The scientists shoveled away soil covering some of the mummified wood, then used brushes to sweep away the remaining dirt so the roots of the ancient stumps would not be damaged. All told, they excavated a dozen stumps to a depth of three feet, identifying some of the trees as dawn redwoods. This species was once widespread throughout high latitudes in North America, Europe and Asia, but is now nearly extinct, surviving in only a few locations in China.

Basinger found that the forest was indeed dense: the stumps are only about ten paces apart, and some are as much as six feet across. "Along the edge of the hill and up on the crest," he says, "are dozens, maybe hundreds of stumps." Basinger also made "an incredible find" -- up to 19 distinct layers of stumps. "Each layer is a forest that developed, lived for many centuries and was overtaken by floods of sediments that killed the roots," he says. "They must have been killed off relatively quickly for the roots not to decay, and buried deeply enough to exclude oxygen but not so deeply as to turn them into coal. That process repeated and repeated itself over several hundreds of thousands of years."

While continental drift has been relocating other land masses over the past 45 million years, Axel Heiberg Island has remained relatively stationary in its Arctic home. The fact that lush forests could have grown so far north indicates that the climate there was once far more hospitable. In fact, scientists have long known that during the early part of the Tertiary period, which began about 65 million years ago, the entire planet was warmer, probably due to carbon dioxide that spewed into the atmosphere during movements of the earth's crust. The result was a greenhouse effect, in which the excess carbon dioxide, like the windows of a greenhouse, trapped the heat of sunlight.

During that period, the Arctic climate resembled that of Northern California today, with one exception: that far north, the sun never sets in summer and never rises in winter. "How did the trees grow so lushly in five months a year of blackness, without photosynthesis?" McMillan wonders. Francis, now back in Australia with samples of wood, leaves and soil from the island, suggests one possibility: "It may be that they shed their leaves and just stood dormant until it became light again, and then grew like mad."

Discovery of the fossil forest may have an economic spin-off. When resins given off by these ancient trees are buried 6,000 ft. underground, according to McMillan, they are eventually converted into very good oil. The resins, he believes, are the major source of oil found in the Beaufort Sea and elsewhere in the Arctic. "The more we know of the climate and vegetation," he says, "the better we'll be able to assess the oil and gas potential there."

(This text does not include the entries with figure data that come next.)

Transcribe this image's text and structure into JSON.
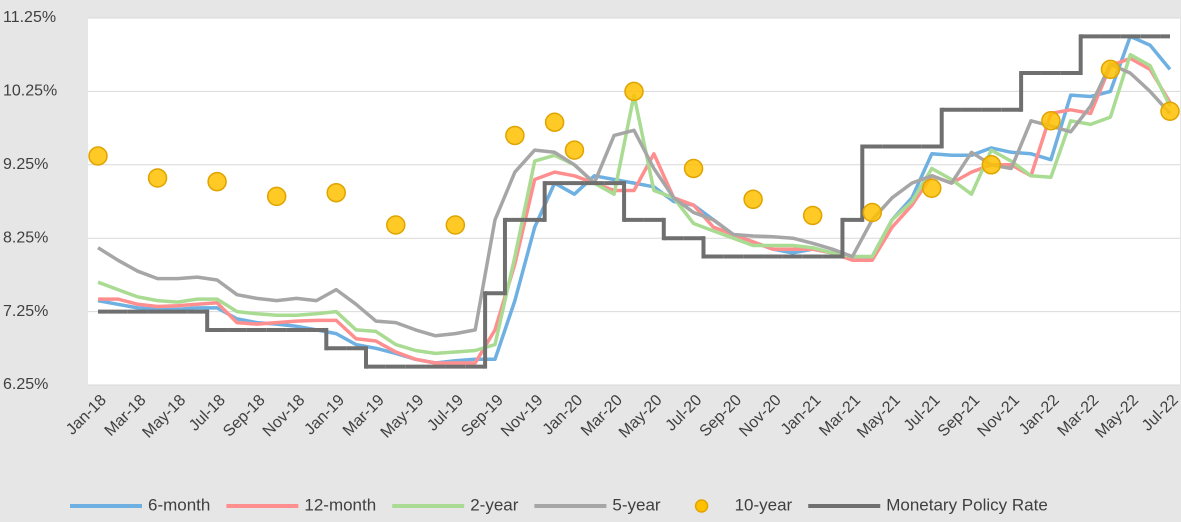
{
  "chart_data": {
    "type": "line",
    "categories": [
      "Jan-18",
      null,
      "Mar-18",
      null,
      "May-18",
      null,
      "Jul-18",
      null,
      "Sep-18",
      null,
      "Nov-18",
      null,
      "Jan-19",
      null,
      "Mar-19",
      null,
      "May-19",
      null,
      "Jul-19",
      null,
      "Sep-19",
      null,
      "Nov-19",
      null,
      "Jan-20",
      null,
      "Mar-20",
      null,
      "May-20",
      null,
      "Jul-20",
      null,
      "Sep-20",
      null,
      "Nov-20",
      null,
      "Jan-21",
      null,
      "Mar-21",
      null,
      "May-21",
      null,
      "Jul-21",
      null,
      "Sep-21",
      null,
      "Nov-21",
      null,
      "Jan-22",
      null,
      "Mar-22",
      null,
      "May-22",
      null,
      "Jul-22"
    ],
    "ylim": [
      6.25,
      11.25
    ],
    "yticks": [
      {
        "value": 6.25,
        "label": "6.25%"
      },
      {
        "value": 7.25,
        "label": "7.25%"
      },
      {
        "value": 8.25,
        "label": "8.25%"
      },
      {
        "value": 9.25,
        "label": "9.25%"
      },
      {
        "value": 10.25,
        "label": "10.25%"
      },
      {
        "value": 11.25,
        "label": "11.25%"
      }
    ],
    "grid": true,
    "legend": "bottom",
    "series": [
      {
        "name": "6-month",
        "color": "#6fb0e2",
        "mode": "line",
        "values": [
          7.4,
          7.35,
          7.3,
          7.28,
          7.28,
          7.3,
          7.3,
          7.15,
          7.1,
          7.08,
          7.05,
          7.0,
          6.95,
          6.8,
          6.75,
          6.68,
          6.6,
          6.55,
          6.58,
          6.6,
          6.6,
          7.4,
          8.4,
          9.0,
          8.85,
          9.1,
          9.05,
          9.0,
          8.95,
          8.75,
          8.7,
          8.5,
          8.3,
          8.2,
          8.1,
          8.05,
          8.1,
          8.05,
          8.0,
          8.0,
          8.5,
          8.8,
          9.4,
          9.38,
          9.38,
          9.48,
          9.42,
          9.4,
          9.32,
          10.2,
          10.18,
          10.25,
          11.0,
          10.88,
          10.55
        ]
      },
      {
        "name": "12-month",
        "color": "#ff8f8f",
        "mode": "line",
        "values": [
          7.42,
          7.42,
          7.35,
          7.32,
          7.33,
          7.35,
          7.37,
          7.1,
          7.08,
          7.1,
          7.12,
          7.13,
          7.13,
          6.88,
          6.85,
          6.7,
          6.6,
          6.55,
          6.55,
          6.55,
          7.0,
          7.9,
          9.05,
          9.15,
          9.1,
          9.0,
          8.9,
          8.9,
          9.4,
          8.8,
          8.7,
          8.4,
          8.3,
          8.2,
          8.1,
          8.1,
          8.1,
          8.05,
          7.95,
          7.95,
          8.4,
          8.7,
          9.1,
          9.0,
          9.15,
          9.25,
          9.25,
          9.1,
          9.95,
          10.0,
          9.95,
          10.6,
          10.7,
          10.55,
          10.1
        ]
      },
      {
        "name": "2-year",
        "color": "#a9dc92",
        "mode": "line",
        "values": [
          7.65,
          7.55,
          7.45,
          7.4,
          7.38,
          7.42,
          7.42,
          7.25,
          7.22,
          7.2,
          7.2,
          7.22,
          7.25,
          7.0,
          6.98,
          6.8,
          6.72,
          6.68,
          6.7,
          6.72,
          6.8,
          8.0,
          9.3,
          9.38,
          9.25,
          9.0,
          8.85,
          10.2,
          8.9,
          8.8,
          8.45,
          8.35,
          8.25,
          8.15,
          8.15,
          8.15,
          8.12,
          8.05,
          8.0,
          8.0,
          8.5,
          8.75,
          9.2,
          9.05,
          8.85,
          9.45,
          9.3,
          9.1,
          9.08,
          9.85,
          9.8,
          9.9,
          10.75,
          10.6,
          10.05
        ]
      },
      {
        "name": "5-year",
        "color": "#a6a6a6",
        "mode": "line",
        "values": [
          8.12,
          7.95,
          7.8,
          7.7,
          7.7,
          7.72,
          7.68,
          7.48,
          7.43,
          7.4,
          7.43,
          7.4,
          7.55,
          7.35,
          7.12,
          7.1,
          7.0,
          6.92,
          6.95,
          7.0,
          8.5,
          9.15,
          9.45,
          9.42,
          9.25,
          9.0,
          9.65,
          9.72,
          9.2,
          8.8,
          8.6,
          8.5,
          8.3,
          8.28,
          8.27,
          8.25,
          8.18,
          8.1,
          8.0,
          8.5,
          8.8,
          9.0,
          9.1,
          9.0,
          9.42,
          9.25,
          9.2,
          9.85,
          9.78,
          9.7,
          10.05,
          10.62,
          10.5,
          10.25,
          9.95
        ]
      },
      {
        "name": "10-year",
        "color": "#ffc000",
        "mode": "markers",
        "values": [
          9.37,
          null,
          null,
          9.07,
          null,
          null,
          9.02,
          null,
          null,
          8.82,
          null,
          null,
          8.87,
          null,
          null,
          8.43,
          null,
          null,
          8.43,
          null,
          null,
          9.65,
          null,
          9.83,
          9.45,
          null,
          null,
          10.25,
          null,
          null,
          9.2,
          null,
          null,
          8.78,
          null,
          null,
          8.56,
          null,
          null,
          8.6,
          null,
          null,
          8.93,
          null,
          null,
          9.25,
          null,
          null,
          9.85,
          null,
          null,
          10.55,
          null,
          null,
          9.98
        ]
      },
      {
        "name": "Monetary Policy Rate",
        "color": "#6f6f6f",
        "mode": "step",
        "values": [
          7.25,
          7.25,
          7.25,
          7.25,
          7.25,
          7.25,
          7.0,
          7.0,
          7.0,
          7.0,
          7.0,
          7.0,
          6.75,
          6.75,
          6.5,
          6.5,
          6.5,
          6.5,
          6.5,
          6.5,
          7.5,
          8.5,
          8.5,
          9.0,
          9.0,
          9.0,
          9.0,
          8.5,
          8.5,
          8.25,
          8.25,
          8.0,
          8.0,
          8.0,
          8.0,
          8.0,
          8.0,
          8.0,
          8.5,
          9.5,
          9.5,
          9.5,
          9.5,
          10.0,
          10.0,
          10.0,
          10.0,
          10.5,
          10.5,
          10.5,
          11.0,
          11.0,
          11.0,
          11.0,
          11.0
        ]
      }
    ]
  }
}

But, like Basinger, McMillan is most intrigued by the scientific potential. "There's going to be a generation of work done now in this area," he explains. "When you have so many stumps, when you can see what the forest floor was like, when you have the soil of that time, when you know the angle of the sun giving the months of dark, you have a heck of a lot of facts to work on. We're going to have our fling now."